Büyük kriz kapıda: 700 bin açık var!

Türkiye'de konut arzı, artan talebi karşılamakta yetersiz kalıyor. Ev sahipliği oranı gerilerken, üretim rakamları yıllık ihtiyaç olan 700 bin konutun oldukça altında seyretti.

Büyük kriz kapıda: 700 bin açık var!

Konut sektöründe arz talep makası açılmaya devam ediyor. Artan nüfus, girdi maliyetleri sebebiyle düşen üretim, finansmana erişim problemi ve satılık konut fiyatlarındaki yükseliş; yaşanan sürecin en belirgin sebepleri olarak gösterildi.

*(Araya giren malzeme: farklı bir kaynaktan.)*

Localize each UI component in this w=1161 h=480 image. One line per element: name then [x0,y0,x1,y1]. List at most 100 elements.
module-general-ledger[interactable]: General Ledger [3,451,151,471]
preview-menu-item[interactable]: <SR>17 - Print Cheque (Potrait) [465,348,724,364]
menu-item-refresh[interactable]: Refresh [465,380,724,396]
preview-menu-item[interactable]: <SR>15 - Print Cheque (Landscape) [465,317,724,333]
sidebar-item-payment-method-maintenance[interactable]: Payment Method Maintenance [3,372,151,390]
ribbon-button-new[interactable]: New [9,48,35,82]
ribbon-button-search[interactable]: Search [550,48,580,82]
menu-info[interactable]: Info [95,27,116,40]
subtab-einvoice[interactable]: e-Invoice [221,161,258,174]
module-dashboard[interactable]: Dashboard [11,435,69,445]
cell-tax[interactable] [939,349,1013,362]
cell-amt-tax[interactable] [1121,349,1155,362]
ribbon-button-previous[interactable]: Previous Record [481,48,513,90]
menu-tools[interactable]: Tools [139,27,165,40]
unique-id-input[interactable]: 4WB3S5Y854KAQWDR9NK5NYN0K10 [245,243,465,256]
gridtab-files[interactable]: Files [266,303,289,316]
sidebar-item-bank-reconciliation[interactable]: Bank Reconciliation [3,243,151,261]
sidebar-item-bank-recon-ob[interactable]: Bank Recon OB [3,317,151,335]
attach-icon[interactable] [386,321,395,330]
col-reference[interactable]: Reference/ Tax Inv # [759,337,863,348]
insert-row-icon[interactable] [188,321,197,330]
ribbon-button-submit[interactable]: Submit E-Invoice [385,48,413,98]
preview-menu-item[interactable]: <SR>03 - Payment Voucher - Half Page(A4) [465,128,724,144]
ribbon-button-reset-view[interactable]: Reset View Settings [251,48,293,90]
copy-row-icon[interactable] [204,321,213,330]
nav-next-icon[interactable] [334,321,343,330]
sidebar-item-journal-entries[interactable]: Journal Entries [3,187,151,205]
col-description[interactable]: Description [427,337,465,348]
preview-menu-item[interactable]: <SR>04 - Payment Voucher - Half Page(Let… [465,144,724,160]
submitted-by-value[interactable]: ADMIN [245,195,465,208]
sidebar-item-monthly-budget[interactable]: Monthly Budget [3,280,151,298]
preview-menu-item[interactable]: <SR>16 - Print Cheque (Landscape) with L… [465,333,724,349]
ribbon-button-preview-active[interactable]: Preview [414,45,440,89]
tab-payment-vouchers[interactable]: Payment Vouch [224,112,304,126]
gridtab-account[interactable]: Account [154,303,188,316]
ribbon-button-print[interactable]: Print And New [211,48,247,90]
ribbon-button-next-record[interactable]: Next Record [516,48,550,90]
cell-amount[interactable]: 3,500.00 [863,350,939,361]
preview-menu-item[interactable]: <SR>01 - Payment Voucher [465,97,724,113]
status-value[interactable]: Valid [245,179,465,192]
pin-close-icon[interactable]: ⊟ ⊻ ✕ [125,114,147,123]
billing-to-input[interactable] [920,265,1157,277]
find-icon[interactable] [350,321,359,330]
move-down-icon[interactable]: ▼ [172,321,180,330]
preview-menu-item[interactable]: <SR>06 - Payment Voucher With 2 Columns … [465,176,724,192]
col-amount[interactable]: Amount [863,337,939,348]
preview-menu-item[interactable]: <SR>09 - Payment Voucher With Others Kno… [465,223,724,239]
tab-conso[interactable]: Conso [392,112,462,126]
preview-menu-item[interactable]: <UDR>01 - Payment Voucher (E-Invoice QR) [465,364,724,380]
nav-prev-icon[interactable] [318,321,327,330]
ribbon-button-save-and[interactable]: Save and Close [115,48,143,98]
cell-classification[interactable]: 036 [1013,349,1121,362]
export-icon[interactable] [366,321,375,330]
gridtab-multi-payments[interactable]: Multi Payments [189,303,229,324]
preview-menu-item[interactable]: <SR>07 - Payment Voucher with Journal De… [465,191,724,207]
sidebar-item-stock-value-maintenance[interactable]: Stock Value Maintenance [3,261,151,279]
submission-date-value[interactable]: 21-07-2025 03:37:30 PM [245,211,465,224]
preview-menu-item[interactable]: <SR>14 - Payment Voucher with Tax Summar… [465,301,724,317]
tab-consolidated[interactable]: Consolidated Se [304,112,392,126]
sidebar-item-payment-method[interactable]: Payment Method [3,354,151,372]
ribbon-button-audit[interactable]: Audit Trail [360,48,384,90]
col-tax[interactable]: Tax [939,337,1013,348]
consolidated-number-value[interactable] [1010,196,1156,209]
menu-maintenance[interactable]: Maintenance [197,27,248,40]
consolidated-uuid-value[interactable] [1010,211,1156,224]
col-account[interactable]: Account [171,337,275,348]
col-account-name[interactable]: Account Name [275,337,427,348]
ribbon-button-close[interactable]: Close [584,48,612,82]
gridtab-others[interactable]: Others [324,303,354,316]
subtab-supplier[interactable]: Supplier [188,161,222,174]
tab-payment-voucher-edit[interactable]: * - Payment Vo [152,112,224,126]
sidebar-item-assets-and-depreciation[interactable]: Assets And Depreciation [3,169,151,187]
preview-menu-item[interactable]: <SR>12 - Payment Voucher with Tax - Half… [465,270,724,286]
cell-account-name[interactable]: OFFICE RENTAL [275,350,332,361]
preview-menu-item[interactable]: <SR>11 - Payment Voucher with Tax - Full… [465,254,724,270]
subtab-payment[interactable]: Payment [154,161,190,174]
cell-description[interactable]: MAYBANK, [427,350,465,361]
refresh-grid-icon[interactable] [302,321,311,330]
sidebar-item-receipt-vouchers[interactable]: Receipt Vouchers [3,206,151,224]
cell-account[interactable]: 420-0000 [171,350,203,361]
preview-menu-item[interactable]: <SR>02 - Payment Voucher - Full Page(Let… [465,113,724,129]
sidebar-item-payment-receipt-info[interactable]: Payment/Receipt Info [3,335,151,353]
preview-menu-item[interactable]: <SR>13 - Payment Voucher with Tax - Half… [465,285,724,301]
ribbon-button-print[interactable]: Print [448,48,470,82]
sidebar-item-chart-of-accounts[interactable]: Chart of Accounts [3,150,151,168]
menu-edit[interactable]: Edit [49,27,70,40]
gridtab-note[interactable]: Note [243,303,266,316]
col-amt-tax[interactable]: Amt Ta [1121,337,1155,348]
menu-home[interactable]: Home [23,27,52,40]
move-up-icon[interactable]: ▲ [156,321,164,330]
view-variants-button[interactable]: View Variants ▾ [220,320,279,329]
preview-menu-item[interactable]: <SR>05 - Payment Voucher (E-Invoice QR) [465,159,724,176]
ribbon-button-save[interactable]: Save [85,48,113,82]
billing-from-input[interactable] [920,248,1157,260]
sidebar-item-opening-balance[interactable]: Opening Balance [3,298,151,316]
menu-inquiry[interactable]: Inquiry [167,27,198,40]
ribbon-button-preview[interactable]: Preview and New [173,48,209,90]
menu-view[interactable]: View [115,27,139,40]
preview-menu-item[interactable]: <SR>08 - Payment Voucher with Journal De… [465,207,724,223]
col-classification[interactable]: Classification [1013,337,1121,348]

Türkiye Gazetesi'nin haberine göre Türkiye'de ev sahipliği oranı yüzde 56,02 seviyesinde seyrediyor ve bu oran her geçen yıl erimeye devam ediyor. Arzın ve konut sahipliği oranının düşmesi kiralık konutlara olan talebi yükseltirken, bu da kiralık fiyatlarının yükselmesine ve dolayısıyla enflasyonun artmasına neden oluyor. Rakamlara gelirsek; ülkemizde her yıl ortalama 500 bin konut üretimi yapılıyor. Ancak talebin 700 bin ve üzerinde olduğu biliniyor. Kısacası her yıl minimum 200 bin adet konut açığı veriyoruz. Sektörün lokomotifi TOKİ’nin bile bugüne kadar ürettiği konut sayısı 1.5 milyon civarında…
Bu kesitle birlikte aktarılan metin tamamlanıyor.